Again
Three are dead, five injured in a shooting on Michigan State University’s campus in East Lansing last night. The shooter, a forty-three year old man, took his own life when confronted by the police.
The world is sending its “thoughts and prayers”. “We are all Spartans today”, one commentator said, a phrase of solidarity with the mourning campus. Members of the minority Democrats in the state legislature say “…we cannot let hate win”. But thoughts, prayers, love; hasn’t put a dent in the number of mass shootings in our “shining city on the hill”, the United States. It’s the fifth anniversary of the Parkland shooting at Marjorie Stoneman Douglas High School today, where seventeen were massacred. There have been protests, marches, dramatic speeches and many, many horrifying acts of violence in the past five years. Little has changed.
There have been sixty-seven mass shootings in this new year. In total, 5214 are already dead from guns in 2023, today, on February 14th (Gun Violence Archive).
Recognition
When confronted with mass shootings in the past (the Oxford High School shootings), the leader of Michigan’s Senate Republicans said: “ If we get obsessed with eliminating all risks, we will then develop and evolve into a country we won’t recognize, because we’ll also have no freedoms.”
We have already “developed and evolved” into a country I don’t recognize, a country where gun violence is accepted and normal. There is little hope for change. It’s no good talking about how to “fix” this: we cannot. And rather than propose solutions that will not be agreed to, we need to look at why our nation is so emasculated that we are forced to accept these deaths as inevitable, as acceptable losses.
How did we get here?
Freedom’s Limits
In 1919, Supreme Court Justice Oliver Wendell Holmes wrote the most famous dictum on limitations on the First Amendment’s freedom of speech. In his majority opinion in Schenck v United States (245 US 47) Holmes stated: “The most stringent protection of free speech would not protect a man in falsely shouting fire in a theatre and causing a panic.”

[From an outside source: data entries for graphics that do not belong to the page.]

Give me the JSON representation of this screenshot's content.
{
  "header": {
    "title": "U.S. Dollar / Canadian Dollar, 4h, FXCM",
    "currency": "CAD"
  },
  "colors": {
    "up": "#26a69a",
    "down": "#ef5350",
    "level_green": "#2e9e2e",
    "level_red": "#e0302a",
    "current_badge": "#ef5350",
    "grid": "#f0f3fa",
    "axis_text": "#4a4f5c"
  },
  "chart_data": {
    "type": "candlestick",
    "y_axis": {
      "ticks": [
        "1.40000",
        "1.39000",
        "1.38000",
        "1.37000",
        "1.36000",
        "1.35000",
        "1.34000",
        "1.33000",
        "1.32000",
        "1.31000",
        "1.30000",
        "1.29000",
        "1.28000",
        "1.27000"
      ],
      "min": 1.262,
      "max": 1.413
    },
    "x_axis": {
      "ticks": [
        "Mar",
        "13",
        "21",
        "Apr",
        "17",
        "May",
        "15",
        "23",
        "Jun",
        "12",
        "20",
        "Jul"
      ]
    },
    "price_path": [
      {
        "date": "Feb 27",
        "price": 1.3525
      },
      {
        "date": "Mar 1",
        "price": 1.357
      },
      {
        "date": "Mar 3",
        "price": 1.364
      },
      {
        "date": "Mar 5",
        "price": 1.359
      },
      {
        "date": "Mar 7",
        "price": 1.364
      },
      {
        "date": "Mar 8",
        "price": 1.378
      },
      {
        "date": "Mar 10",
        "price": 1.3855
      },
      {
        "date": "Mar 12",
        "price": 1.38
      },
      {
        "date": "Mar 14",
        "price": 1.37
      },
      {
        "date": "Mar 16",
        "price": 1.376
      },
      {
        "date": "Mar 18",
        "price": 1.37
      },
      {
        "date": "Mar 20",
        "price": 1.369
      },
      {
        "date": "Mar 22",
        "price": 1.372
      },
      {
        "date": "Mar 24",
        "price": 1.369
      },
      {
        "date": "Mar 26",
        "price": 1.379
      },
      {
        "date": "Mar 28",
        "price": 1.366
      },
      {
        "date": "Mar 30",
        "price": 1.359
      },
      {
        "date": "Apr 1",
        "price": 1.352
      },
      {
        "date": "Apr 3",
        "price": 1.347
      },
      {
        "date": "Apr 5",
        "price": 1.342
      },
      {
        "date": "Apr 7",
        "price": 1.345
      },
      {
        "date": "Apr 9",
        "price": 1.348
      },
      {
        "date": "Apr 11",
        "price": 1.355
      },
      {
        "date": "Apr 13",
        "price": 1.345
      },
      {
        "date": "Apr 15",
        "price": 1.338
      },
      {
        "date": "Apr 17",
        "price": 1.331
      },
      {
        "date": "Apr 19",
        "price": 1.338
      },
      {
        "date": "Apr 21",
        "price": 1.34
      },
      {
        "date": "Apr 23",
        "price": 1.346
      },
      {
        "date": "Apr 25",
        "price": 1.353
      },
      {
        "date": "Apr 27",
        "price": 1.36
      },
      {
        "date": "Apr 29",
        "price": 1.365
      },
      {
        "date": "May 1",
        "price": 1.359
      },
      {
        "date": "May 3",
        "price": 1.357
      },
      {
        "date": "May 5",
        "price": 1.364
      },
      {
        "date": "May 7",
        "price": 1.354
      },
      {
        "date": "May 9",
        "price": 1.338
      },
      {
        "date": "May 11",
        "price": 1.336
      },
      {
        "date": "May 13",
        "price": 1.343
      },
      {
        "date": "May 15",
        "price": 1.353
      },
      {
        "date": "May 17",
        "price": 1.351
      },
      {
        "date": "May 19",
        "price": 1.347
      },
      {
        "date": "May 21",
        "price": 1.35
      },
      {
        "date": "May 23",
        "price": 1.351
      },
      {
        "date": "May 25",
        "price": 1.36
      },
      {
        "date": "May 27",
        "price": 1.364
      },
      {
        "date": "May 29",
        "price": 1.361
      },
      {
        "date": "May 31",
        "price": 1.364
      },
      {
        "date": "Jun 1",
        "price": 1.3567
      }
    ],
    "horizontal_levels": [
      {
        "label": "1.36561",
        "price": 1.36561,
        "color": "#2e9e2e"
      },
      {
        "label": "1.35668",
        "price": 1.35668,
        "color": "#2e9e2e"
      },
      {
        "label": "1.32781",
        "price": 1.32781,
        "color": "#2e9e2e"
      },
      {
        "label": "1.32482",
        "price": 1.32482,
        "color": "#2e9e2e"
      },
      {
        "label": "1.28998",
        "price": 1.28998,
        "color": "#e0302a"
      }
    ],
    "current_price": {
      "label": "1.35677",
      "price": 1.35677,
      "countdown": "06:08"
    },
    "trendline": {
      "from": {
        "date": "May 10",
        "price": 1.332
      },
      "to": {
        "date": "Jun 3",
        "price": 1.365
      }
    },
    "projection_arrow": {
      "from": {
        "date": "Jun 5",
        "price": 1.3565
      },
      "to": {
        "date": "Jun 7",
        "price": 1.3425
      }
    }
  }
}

Our freedoms, guaranteed in the Constitution, have never, ever, been “unlimited”. The bedrock of the American experiment, the “five freedoms” of the First Amendment (speech, press, religion, assembly, petition), are not absolute. As Justice Holmes said, there always is a limit to their exercise. And there always will be those who claim the protection of those freedoms whose actions are beyond the law.
Some limitation on freedom only makes common sense. Absolute freedom means absolute chaos. The old saying: “You’re right to swing your arm ends at the tip of my nose,” describes the balance all of our actions require to get along in society. Every citizen of right mind “gets that”.
Unlimited Freedom
But somehow when it comes to the Second Amendment, we have lost our minds. “A well-regulated Militia, being necessary to the security of a free State, the right of the people to keep and bear Arms, shall not be infringed.” The wording is clear, the first section, “…well-regulated militia” modifying the second “…keep and bear arms”. “Well regulated” was the Founding Fathers control on the public, much as “falsely shouting fire in a crowded theater” controlled the First Amendment right.
But in our “modern” world we have detached the second amendment’s clauses. The current radical view upheld in the Courts is that “well-regulated militia” means every citizen of the United States, from the upstanding to the mentally ill. It no longer modifies anything. Our current Supreme Court has moved to saying that it’s “OK” to yell fire in this crowded theater, whether there’s a fire or not.
We now say that everyone can have a gun. And not just a gun, but a semi-automatic rifle with rapid-fire capability. And that gun can have as large an ammunition magazine as possible, in case a person needs to fire dozens of rounds at a time.
Here in Ohio citizens can carry sidearms without regulation, like the “wild-wild West” of the movies. Friends go to their young children’s birthday parties with loaded pistols strapped to their hip. And maybe in our current world they are right.
Fear Itself
Because, unlike almost any other modern nation in the world, the United States is a nation of fear. We are told to be afraid; of urban areas, of sex offenders stealing children at the library, of the “stranger”, particularly the stranger of color, in the dark. Our fear is “ginned up” by some news media and social media because fear increases “views”, and views mean profits. And our fear is also stoked as a political motivation – “elect ME, and I will protect you from your fears!” And their offer of protection is simple: you can have your own gun.
This is our America. This is the Nation I do not recognize. Because America always was a Nation that solved problems, that built highways and airports and ran wires across the breadth of the country. America always moved forward into the future, we have never cowered from the problems of the present. Except now: we must “be small” to avoid being a target, and of course, “be prepared”. And in this America – that means have a gun.
And until we are willing to face that fear – we will never change. We will cower behind our guns.